Relações (mais) tensas

Em caso de veto, e se o governo e a sua maioria no Parlamento insistirem na proposta sem alterar o conteúdo, Marcelo ficaria forçado a promulgá-la contra a sua vontade ‒ a chamada “confirmação” ‒, algo que nunca aconteceu nos seus mandatos como Presidente da República. A esperança de Belém é que não seja necessário chegar a esse ponto.

A possibilidade de veto político ao arrendamento coercivo é de qualquer forma já mais um choque entre a Presidência da República e o governo de António Costa, desde a entrevista em que Marcelo classificou a maioria absoluta do PS como “requentada” e “cansada”, e das declarações em que demoliu o pacote do governo para a área da Habitação.

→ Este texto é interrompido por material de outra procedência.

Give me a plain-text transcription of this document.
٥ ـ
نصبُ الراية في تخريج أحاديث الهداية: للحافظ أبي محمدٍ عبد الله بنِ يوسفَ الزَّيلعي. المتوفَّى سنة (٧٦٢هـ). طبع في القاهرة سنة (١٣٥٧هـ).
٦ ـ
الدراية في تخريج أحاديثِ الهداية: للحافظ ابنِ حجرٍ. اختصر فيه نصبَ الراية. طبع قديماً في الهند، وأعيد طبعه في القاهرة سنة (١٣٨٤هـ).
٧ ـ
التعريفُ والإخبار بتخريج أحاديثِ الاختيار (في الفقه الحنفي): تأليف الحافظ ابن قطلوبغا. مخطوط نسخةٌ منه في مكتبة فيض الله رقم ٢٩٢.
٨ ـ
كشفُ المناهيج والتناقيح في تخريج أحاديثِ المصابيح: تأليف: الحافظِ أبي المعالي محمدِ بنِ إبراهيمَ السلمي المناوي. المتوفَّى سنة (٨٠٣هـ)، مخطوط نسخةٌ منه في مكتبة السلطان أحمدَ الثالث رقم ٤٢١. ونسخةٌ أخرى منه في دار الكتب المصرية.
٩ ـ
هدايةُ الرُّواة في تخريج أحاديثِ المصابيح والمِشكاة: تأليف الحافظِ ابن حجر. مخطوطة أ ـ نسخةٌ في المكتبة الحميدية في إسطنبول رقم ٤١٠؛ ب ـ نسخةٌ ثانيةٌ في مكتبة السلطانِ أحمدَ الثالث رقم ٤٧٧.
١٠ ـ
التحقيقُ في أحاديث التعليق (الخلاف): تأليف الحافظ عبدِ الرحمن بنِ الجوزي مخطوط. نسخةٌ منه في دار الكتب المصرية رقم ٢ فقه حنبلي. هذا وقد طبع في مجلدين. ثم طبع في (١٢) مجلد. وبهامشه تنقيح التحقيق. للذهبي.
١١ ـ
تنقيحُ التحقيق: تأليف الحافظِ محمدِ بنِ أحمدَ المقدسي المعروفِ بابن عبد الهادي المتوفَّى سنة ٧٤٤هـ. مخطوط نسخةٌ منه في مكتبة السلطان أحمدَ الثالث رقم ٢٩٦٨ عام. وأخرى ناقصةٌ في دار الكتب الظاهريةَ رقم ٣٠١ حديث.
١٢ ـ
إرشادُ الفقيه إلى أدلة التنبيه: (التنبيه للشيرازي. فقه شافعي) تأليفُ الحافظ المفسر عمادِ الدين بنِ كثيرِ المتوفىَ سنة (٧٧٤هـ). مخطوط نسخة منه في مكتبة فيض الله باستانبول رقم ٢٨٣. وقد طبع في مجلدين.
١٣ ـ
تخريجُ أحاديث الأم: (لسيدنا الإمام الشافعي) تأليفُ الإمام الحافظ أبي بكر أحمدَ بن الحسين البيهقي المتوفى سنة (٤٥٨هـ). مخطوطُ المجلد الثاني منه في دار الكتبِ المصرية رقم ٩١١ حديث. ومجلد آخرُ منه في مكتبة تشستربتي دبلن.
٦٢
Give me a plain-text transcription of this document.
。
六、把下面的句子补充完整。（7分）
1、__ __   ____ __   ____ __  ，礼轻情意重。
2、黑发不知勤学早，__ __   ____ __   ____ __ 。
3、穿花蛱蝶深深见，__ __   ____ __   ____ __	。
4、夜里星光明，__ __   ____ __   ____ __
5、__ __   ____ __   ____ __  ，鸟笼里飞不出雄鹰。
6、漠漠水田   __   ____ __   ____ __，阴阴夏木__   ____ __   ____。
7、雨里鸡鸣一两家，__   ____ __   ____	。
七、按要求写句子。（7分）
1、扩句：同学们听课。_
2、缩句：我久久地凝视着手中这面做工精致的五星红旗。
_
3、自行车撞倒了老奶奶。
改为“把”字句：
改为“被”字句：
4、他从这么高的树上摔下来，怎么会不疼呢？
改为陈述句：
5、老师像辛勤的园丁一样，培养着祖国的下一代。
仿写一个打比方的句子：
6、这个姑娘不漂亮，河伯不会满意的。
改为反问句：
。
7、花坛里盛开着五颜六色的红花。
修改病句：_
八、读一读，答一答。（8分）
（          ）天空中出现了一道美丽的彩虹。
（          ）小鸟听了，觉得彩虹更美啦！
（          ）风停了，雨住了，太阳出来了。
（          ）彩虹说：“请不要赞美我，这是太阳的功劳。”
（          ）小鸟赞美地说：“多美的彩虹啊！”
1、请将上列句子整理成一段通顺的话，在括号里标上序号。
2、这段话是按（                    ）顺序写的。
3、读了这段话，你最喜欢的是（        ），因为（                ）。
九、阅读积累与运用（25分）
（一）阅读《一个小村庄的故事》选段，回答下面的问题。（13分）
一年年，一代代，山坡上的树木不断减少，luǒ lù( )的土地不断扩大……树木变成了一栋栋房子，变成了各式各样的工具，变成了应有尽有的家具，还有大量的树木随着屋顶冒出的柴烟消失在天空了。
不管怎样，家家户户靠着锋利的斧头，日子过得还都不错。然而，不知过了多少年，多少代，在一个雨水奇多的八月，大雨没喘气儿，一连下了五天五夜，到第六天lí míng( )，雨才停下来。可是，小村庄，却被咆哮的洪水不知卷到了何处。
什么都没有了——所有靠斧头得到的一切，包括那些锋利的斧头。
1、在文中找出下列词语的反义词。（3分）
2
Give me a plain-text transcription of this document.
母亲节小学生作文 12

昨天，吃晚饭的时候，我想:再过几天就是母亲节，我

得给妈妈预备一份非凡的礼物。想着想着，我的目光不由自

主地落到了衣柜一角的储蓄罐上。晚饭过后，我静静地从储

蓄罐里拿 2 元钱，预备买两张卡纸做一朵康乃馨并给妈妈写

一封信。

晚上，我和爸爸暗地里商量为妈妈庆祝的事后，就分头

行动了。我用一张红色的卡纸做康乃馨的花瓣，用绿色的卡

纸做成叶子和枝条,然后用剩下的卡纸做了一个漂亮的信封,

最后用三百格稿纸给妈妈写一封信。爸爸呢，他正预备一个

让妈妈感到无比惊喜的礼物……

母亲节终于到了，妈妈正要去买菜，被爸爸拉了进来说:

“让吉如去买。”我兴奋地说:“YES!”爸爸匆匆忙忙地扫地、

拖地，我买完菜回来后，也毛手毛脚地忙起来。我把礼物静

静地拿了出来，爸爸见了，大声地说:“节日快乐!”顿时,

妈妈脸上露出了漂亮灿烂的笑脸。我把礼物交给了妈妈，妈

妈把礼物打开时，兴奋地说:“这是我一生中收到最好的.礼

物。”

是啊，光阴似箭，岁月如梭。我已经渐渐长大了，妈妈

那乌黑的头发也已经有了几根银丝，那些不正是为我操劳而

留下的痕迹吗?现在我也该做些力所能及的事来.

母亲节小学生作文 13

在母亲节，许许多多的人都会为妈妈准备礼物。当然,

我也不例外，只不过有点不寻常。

Esta semana, no debate de política geral no Parlamento, o primeiro-ministro visou indiretamente o Presidente, falando de “contributos muito positivos [e de outros] muito destrutivos” sobre a proposra. Mas também desconsiderando funções não-executivas como a Presidência em que, a seu ver, “fala-se, fala-se, fala-se” mas depois é o governo quem tem de fazer.

Segundo fontes do círculo político mais próximo do Palácio de Belém, Marcelo Rebelo de Sousa reconheceu os tiros do governo na sua direção, interpretando-os como “um sinal de fraqueza” que visa desviar as atenções das dificuldades do próprio governo, em particular na resposta à crise habitacional.

“Uma coisa muito importante na política e nos órgãos de soberania é que cada um deve atuar no momento próprio”, atirou António Costa esta quarta-feira. Mas Marcelo parece não estar disponível para que seja o primeiro-ministro a escolher “o momento próprio” por ele.